Actionnariat salarié dans les sociétés à capitaux publics

un problème

  • 10 % : aujourd’hui, dans le cadre d’une cession de participation au capital d’une entreprise soumise aux règles de marché, l’État doit proposer aux salariés éligibles 10 % du total des titres cédés.
  • Ce dispositif, difficile à mettre en place, freine le développement de l'actionnariat salarié.

une solution

Développer l’actionnariat salarié dans les entreprises à participation publique

  • Une extension du champ des opérations soumises à obligation d’offre réservée aux salariés (ORS)

Les offres réservées aux salariés seront désormais obligatoires dans le cadre de cessions de participations, par l'État, dans des entreprises non cotées, et de cessions par l'État, dans des entreprises cotées, en gré à gré.

Elles restent obligatoires dans le cas de cessions, par l’État, de participations dans des entreprises cotées sur les marchés financiers.

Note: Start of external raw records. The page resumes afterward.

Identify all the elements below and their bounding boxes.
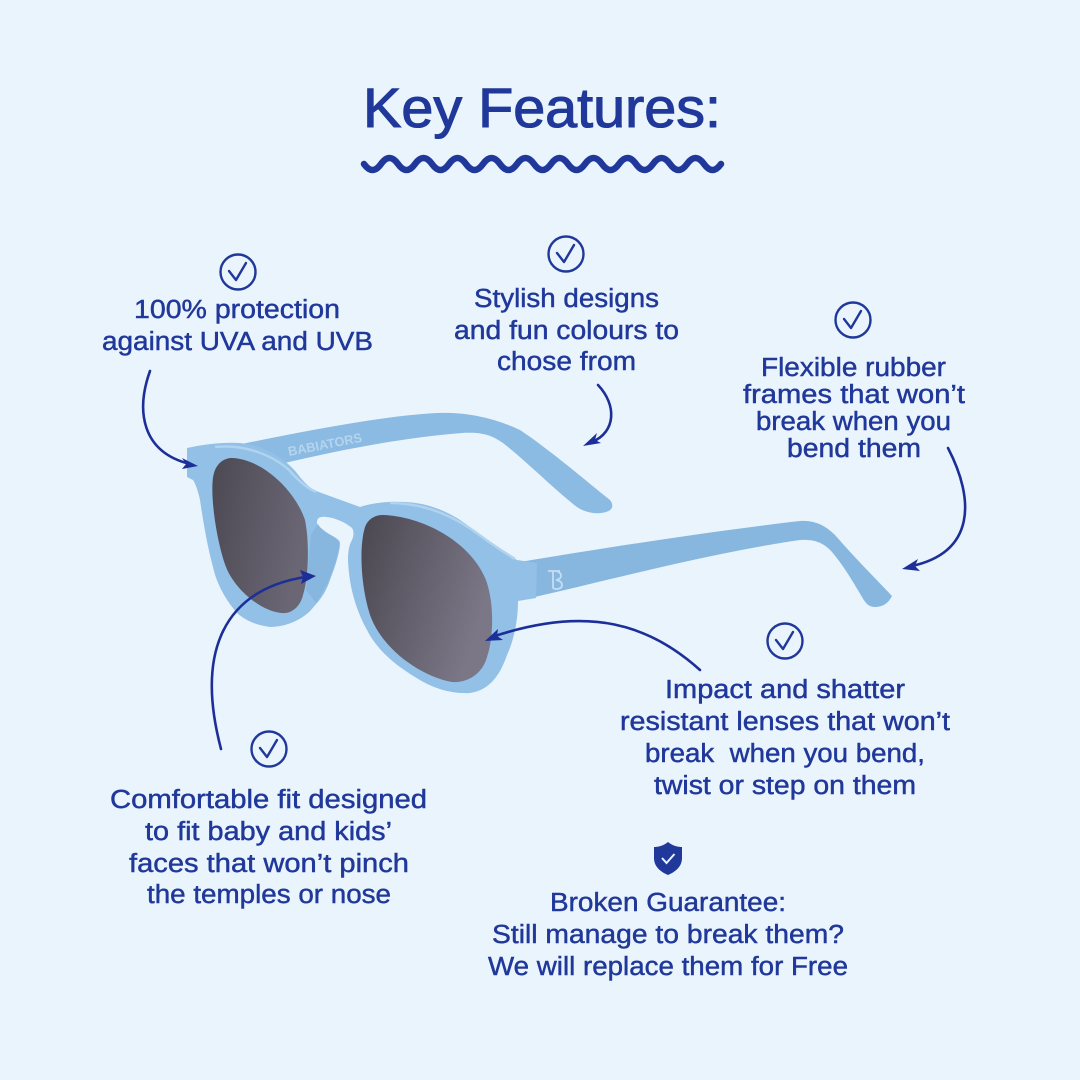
temple logo text: BABIATORS (287, 430, 364, 459)
front frame (187, 443, 537, 693)
arrow: to nose pad (212, 570, 316, 749)
text: to fit baby and kids’ (145, 818, 392, 846)
near temple (520, 521, 892, 607)
text: Still manage to break them? (492, 921, 844, 949)
feature: flexible frames (743, 302, 965, 463)
feature: UV protection (102, 254, 373, 356)
check icon (548, 236, 584, 272)
text (102, 296, 373, 356)
check icon (220, 254, 256, 290)
text: Comfortable fit designed (110, 786, 427, 814)
text: faces that won’t pinch (129, 850, 409, 878)
feature: comfortable fit (110, 732, 427, 909)
text (620, 676, 950, 800)
near temple logo (548, 571, 562, 589)
text: Flexible rubber (761, 354, 947, 382)
text (110, 786, 427, 909)
text: resistant lenses that won’t (620, 708, 950, 736)
text: break when you bend, (645, 740, 925, 768)
text: chose from (497, 348, 636, 376)
check icon (836, 302, 870, 338)
sunglasses (187, 413, 892, 693)
check icon (768, 624, 802, 658)
feature: impact lenses (620, 624, 950, 800)
left lens (212, 458, 308, 613)
text: Stylish designs (474, 285, 659, 313)
text: against UVA and UVB (102, 328, 373, 356)
text: bend them (787, 435, 921, 463)
text (454, 285, 679, 376)
text: Broken Guarantee: (550, 889, 786, 917)
icon: shield (654, 842, 682, 875)
text (743, 354, 965, 463)
wavy underline (364, 158, 721, 170)
frame highlight (215, 447, 515, 559)
text: the temples or nose (147, 881, 391, 909)
arrow: to far temple (583, 385, 611, 446)
text: 100% protection (134, 296, 340, 324)
check icon (252, 732, 286, 766)
right lens (361, 515, 492, 682)
text: break when you (756, 408, 951, 436)
nose pad (306, 524, 339, 603)
arrow: to frame corner (143, 371, 198, 469)
feature: stylish designs (454, 236, 679, 376)
far temple (237, 413, 612, 513)
text (488, 889, 848, 981)
text: twist or step on them (654, 772, 916, 800)
text: We will replace them for Free (488, 953, 848, 981)
title: Key Features: (363, 76, 721, 139)
arrow: to right lens (485, 621, 700, 670)
broken guarantee (488, 842, 848, 981)
arrow: to near temple (902, 448, 965, 571)
text: and fun colours to (454, 317, 679, 345)
text: frames that won’t (743, 381, 965, 409)
text: Impact and shatter (665, 676, 906, 704)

Le principe d’un rabais pris en charge par l’État sera introduit dans le cadre des privatisations.

  • Des clarifications visant à simplifier et à favoriser les opérations dans le cadre des plans d’actionnariat salarié des entreprises.

Actionnariat salarié dans les entreprises privées

un problème

  • 20 %, c’est le montant du forfait social sur l’abondement de l’employeur.
  • Aujourd’hui, l’employeur ne peut pas alimenter le plan d’épargne entreprise (PEE) du salarié avec des actions de l’entreprise de manière unilatérale. Le salarié doit également effectuer un versement.

une solution

Encourager l’actionnariat salarié dans les entreprises privées

  • Un forfait social réduit pour l’abondement employeur dans l’actionnariat salarié.

Pour toutes les entreprises de plus de 50 salariés, le forfait social sera abaissé à un taux de 10 % pour les abondements de l’employeur, lorsque le salarié investira dans les produits d’actionnariat salarié.

  • Possibilité d’abondement unilatéral par l’employeur.

L’employeur pourra abonder unilatéralement un support d’investissement en actionnariat salarié dans un plan d’épargne entreprise (PEE). L’obligation pour un employé d’effectuer un versement sera supprimée

  • Simplification de l’actionnariat salarié dans les sociétés par actions simplifiées (SAS).

Aujourd’hui, les offres d’actions aux salariés dans les SAS ne sont possibles que pour un maximum de 149 salariés ou en exigeant un ticket minimal de 100 000 euros. Cette contrainte sera levée pour développer l’actionnariat dans ces entreprises.